Commanders and leaders
- Gaius Antistius Vetus Augustus: Unknown

Strength
- 5 legions: 15,000–25,000 warriors

= Siege of Aracillum =

25 BCE siege

The siege of Aracillum was a siege of the Cantabrian Wars that occurred in 25 BC. The battle took place between the forces of the Roman Empire, which consisted of five Roman legions commanded by Gaius Antistius Vetus and the forces of the Cantabri people, who had fortified the hill fort at Aracillum. The battle resulted in a Roman victory.

Aracillum was subjected to a fierce siege by the Romans, who would eventually take the settlement. The Roman commander, Gaius Antistius Vetus had taken charge of Caesar's legions when Augustus had fallen ill on the campaign (though Caesar did conduct a majority of the battles in this campaign himself).

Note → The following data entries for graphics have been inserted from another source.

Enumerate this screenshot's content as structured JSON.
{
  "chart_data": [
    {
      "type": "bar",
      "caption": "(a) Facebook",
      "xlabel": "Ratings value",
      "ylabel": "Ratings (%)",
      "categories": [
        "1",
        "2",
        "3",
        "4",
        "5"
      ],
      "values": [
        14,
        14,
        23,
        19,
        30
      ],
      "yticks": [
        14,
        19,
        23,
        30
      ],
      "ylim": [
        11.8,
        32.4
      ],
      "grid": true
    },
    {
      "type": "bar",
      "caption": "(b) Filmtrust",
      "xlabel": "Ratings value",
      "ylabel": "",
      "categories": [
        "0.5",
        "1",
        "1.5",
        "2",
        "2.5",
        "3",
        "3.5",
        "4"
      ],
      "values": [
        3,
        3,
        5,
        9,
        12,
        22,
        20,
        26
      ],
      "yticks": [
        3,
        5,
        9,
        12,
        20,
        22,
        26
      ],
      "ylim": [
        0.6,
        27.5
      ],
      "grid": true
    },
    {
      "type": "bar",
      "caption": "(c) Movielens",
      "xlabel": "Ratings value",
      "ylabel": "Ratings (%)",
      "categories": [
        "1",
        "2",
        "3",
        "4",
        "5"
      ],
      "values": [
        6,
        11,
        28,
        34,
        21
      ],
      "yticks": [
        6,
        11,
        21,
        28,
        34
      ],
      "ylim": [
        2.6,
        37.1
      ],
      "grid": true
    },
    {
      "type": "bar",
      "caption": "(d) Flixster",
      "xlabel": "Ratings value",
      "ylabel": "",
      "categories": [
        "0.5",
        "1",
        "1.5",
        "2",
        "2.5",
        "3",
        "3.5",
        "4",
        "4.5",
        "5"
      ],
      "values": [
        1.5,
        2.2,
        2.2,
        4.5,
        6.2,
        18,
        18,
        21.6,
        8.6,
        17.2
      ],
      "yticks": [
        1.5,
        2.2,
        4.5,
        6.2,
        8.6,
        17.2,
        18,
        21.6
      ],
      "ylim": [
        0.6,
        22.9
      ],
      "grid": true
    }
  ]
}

The hill fort was able to withstand the Roman forces for some time, but the fort was eventually surrounded by three Roman camps. The Romans constructed more than 20 kilometers of walls, battlements and trenches (circumvallatio) to trap the defenders inside the fort and to prevent any aid or reinforcements from gaining entrance. In the face of starving to death, many of the Cantabri warriors opted instead to commit suicide rather than dying of starvation or being taken prisoner and being turned into slaves.

Traditionally identified as Aradillos (Campoo de Enmedio), there has never been any concrete discovery of the actual location of the battle.